Social Media study reveals nice ROI on million dollar campaign

AdAge is running a story on a study conducted by ComScore, MySpace and Dunnhumby that reveals the results of a seven figure campaign by an unnamed personal-care brand that was run on MySpace and targeted at 76.9 million people.  Of course you have to take these studies with a grain of salt since it’s basically an advertisement itself of why people should be spending money with the MySapce/FIM folks but the numbers do reflect some decent results in direct spending and the always important influence and "halo-effect" factor.

The campaign achieved a mere ~1% click through rate to the MySpace ad pages for the near 77 million exposed.  The good number for the campaign however is the near 50% of the people that navigated to the MySpace ad page clicked on through to the advertisers site.

Working together with their data sets ComScore and Dunnhumby came up with the $1 million campaign yielding $1.28 million in offline sales.  It was also found that nearly half of the ROI was attributed to the "halo-effect" of purchasing other products that the advertiser offered.

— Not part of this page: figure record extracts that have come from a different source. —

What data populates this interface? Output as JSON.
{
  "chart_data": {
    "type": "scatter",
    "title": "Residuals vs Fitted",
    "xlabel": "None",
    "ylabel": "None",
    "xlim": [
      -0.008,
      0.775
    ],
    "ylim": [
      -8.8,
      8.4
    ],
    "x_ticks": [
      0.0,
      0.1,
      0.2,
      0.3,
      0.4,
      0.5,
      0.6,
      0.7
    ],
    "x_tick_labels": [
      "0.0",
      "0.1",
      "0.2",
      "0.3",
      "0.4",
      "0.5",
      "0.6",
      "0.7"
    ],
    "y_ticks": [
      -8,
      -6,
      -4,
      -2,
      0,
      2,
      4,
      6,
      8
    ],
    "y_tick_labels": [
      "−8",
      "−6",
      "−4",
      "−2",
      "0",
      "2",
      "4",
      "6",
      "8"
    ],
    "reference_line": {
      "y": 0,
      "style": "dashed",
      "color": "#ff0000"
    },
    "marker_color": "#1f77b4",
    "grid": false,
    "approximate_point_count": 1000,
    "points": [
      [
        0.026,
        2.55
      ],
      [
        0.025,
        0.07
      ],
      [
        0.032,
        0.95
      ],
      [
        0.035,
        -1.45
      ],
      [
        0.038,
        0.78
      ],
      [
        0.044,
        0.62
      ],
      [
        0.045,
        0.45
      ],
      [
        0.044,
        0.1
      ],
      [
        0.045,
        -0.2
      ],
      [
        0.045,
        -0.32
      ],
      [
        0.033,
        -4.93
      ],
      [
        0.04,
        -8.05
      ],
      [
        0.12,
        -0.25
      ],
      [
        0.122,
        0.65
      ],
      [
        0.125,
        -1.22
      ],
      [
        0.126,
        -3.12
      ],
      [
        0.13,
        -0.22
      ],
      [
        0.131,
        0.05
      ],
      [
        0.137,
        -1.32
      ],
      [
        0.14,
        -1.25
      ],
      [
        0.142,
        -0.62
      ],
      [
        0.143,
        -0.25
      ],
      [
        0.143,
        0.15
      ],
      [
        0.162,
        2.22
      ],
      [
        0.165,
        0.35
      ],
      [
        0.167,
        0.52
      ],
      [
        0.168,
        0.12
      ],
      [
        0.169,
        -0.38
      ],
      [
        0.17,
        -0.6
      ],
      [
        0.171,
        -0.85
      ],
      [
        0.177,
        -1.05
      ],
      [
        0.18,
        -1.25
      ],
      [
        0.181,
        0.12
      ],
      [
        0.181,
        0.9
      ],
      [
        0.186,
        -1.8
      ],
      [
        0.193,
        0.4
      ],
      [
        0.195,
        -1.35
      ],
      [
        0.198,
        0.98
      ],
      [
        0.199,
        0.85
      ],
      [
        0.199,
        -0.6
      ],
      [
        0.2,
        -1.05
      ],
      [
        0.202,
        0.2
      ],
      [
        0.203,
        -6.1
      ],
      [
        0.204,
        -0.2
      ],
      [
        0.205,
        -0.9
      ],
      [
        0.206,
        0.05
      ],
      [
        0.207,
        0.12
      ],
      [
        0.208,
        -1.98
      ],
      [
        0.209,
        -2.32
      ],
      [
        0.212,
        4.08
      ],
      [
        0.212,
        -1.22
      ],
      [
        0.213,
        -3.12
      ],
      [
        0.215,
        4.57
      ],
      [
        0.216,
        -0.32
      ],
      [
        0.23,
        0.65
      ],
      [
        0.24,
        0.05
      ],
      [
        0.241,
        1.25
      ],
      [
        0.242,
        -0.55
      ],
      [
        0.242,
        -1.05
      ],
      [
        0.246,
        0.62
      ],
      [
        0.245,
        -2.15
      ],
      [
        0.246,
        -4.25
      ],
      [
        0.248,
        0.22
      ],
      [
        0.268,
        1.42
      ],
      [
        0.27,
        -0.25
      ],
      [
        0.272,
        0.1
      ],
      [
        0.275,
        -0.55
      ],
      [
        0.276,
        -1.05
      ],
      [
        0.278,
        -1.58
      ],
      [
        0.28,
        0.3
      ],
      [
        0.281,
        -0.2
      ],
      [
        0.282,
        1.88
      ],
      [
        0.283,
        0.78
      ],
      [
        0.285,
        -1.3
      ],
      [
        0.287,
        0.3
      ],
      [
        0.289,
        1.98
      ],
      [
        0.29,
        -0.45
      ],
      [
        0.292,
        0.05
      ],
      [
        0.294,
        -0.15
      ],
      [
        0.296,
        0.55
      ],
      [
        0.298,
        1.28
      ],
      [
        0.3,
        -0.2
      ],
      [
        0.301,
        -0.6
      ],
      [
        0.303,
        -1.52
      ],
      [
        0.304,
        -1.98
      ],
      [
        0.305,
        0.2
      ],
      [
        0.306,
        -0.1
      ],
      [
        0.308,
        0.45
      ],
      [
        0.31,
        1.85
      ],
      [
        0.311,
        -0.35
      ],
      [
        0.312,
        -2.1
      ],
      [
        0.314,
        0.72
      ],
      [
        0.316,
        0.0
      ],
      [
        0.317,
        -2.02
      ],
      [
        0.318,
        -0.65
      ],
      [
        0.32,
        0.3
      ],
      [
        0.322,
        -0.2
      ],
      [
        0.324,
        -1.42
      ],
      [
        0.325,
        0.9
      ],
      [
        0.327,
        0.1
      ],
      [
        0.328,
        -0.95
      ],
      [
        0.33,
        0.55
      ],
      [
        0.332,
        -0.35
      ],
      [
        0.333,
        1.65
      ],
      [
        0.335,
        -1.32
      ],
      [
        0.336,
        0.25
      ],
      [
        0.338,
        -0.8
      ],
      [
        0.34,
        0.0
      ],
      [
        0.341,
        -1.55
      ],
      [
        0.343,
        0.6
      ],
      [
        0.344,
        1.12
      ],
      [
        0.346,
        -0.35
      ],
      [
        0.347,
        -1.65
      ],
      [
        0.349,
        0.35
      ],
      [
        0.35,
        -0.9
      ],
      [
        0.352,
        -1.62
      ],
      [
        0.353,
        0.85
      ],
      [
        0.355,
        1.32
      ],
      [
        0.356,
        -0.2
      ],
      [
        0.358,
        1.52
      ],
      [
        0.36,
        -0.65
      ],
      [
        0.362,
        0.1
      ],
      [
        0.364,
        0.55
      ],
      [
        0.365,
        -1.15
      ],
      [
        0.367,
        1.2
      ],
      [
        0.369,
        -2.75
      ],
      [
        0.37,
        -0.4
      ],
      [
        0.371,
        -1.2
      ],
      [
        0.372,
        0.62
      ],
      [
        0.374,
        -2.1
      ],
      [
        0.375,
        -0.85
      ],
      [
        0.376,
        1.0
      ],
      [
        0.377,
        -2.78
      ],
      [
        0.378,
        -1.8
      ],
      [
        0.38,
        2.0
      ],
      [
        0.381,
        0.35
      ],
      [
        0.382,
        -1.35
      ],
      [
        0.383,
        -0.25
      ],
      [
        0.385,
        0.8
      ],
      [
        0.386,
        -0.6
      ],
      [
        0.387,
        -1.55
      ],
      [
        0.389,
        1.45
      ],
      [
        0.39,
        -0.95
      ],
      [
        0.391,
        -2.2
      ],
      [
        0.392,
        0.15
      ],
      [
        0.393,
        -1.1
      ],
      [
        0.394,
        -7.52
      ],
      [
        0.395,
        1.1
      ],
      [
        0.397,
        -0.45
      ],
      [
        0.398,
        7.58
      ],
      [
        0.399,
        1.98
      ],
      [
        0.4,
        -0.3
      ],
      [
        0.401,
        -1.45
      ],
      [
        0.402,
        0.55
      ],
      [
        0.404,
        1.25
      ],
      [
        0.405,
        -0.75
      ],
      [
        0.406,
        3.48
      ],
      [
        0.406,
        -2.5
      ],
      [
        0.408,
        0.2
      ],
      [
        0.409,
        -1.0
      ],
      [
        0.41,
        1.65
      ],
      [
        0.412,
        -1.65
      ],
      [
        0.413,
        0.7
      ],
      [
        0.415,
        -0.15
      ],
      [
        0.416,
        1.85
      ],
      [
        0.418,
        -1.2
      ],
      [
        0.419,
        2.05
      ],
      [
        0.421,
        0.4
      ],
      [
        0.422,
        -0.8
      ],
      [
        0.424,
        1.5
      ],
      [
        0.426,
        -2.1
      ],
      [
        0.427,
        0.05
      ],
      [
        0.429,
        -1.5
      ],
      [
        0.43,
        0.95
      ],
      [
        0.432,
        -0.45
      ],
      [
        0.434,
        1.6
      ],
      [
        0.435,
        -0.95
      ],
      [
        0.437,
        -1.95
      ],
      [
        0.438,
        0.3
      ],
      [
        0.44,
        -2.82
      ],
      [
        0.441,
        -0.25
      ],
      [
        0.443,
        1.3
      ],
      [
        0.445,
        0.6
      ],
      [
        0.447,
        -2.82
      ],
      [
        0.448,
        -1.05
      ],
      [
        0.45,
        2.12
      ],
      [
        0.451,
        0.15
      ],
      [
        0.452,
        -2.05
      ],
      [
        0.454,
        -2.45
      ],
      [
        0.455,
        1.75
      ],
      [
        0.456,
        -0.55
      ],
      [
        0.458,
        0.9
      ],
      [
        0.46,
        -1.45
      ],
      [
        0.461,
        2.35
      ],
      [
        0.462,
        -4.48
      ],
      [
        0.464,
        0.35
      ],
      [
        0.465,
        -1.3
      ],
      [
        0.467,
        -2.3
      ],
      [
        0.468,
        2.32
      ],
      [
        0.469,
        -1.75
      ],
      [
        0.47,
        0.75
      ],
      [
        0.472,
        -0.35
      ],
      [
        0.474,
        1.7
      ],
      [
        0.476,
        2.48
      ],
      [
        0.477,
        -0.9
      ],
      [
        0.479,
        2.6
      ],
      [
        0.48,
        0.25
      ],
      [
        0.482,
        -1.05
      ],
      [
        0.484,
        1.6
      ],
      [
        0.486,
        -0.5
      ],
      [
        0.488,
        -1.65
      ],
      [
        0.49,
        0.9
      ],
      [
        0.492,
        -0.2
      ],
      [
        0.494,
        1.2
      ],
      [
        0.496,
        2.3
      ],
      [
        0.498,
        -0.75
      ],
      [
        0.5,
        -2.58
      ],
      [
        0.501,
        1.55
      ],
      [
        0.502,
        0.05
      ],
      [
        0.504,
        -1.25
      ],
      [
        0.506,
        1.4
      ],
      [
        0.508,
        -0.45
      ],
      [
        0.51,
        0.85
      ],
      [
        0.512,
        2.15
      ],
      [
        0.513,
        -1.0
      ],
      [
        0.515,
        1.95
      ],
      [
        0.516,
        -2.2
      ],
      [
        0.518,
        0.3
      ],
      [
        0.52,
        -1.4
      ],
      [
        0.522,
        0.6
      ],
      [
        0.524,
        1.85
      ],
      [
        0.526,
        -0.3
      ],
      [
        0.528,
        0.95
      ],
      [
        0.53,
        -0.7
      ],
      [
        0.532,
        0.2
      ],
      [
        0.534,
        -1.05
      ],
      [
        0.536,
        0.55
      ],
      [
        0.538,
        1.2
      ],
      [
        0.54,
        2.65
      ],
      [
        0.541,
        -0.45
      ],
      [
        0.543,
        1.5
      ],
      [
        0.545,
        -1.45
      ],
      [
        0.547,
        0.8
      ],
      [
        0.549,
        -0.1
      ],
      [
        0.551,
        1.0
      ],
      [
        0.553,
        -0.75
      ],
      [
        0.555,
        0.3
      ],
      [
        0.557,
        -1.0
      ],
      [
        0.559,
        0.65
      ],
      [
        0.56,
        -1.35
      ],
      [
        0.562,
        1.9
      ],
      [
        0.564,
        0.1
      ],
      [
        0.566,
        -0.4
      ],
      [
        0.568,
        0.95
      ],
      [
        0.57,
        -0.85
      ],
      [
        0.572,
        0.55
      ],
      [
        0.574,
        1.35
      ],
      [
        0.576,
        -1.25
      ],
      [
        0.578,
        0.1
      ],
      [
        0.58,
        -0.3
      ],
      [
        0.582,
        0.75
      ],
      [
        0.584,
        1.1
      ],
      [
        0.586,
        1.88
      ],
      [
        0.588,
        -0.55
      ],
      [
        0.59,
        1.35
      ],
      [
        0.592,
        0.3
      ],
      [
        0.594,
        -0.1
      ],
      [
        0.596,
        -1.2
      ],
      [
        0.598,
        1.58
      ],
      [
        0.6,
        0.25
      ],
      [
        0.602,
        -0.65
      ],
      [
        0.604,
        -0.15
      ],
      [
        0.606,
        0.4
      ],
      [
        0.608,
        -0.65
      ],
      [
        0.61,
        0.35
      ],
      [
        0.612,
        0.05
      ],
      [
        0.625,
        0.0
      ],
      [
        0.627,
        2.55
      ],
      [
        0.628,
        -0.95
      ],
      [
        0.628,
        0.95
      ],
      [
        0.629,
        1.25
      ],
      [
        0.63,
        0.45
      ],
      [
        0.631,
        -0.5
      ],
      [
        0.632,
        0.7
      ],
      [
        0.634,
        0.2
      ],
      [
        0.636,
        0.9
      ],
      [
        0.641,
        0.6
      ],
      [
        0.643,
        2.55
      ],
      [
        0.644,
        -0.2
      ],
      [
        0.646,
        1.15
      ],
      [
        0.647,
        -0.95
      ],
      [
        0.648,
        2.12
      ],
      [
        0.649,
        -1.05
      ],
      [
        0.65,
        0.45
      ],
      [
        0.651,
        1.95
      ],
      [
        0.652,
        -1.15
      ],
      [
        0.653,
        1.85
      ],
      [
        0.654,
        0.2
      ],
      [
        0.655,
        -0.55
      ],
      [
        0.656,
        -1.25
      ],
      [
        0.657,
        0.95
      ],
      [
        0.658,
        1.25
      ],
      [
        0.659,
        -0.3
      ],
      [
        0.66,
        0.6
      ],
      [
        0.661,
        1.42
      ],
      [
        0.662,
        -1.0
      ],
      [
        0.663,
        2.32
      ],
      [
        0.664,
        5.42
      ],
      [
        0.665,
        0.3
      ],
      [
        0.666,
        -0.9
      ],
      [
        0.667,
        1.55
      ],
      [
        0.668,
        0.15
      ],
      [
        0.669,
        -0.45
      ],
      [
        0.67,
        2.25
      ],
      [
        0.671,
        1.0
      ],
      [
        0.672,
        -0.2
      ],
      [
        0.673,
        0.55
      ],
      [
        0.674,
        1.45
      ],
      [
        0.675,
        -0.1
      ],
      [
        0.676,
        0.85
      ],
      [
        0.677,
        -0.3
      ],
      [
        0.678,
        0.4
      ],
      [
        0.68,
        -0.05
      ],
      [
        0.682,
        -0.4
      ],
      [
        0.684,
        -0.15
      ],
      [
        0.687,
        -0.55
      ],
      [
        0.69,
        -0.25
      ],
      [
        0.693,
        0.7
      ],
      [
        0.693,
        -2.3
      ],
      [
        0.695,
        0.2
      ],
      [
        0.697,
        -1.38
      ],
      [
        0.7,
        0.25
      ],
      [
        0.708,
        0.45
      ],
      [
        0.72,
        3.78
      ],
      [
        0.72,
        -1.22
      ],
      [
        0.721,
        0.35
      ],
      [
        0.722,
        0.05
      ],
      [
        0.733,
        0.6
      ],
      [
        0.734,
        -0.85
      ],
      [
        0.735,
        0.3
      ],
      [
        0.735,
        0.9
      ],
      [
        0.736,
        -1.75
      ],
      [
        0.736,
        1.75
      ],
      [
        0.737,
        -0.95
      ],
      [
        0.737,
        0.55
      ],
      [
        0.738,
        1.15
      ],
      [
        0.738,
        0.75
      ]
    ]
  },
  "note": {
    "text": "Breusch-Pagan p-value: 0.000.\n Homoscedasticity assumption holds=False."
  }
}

It seems like seven figures for the magic number this week for online campaigns as Microsoft announced a seven figure deal with Discovery Communications to be run across their display ad networks, mobile and text messaging, as well as in-game advertising to promote the Deadliest Catch.

Studies such as these although not an exact science, are very important for the ad industry as a whole. As the digital piece of the ad-pie expands to fully emerge of the "experimental" realm social media needs more studies like this conducted.  The quicker companies become comfortable using social media to reach an audience the quicker the ad world can evolve from a purely clicks and impressions play to an audience delivery one.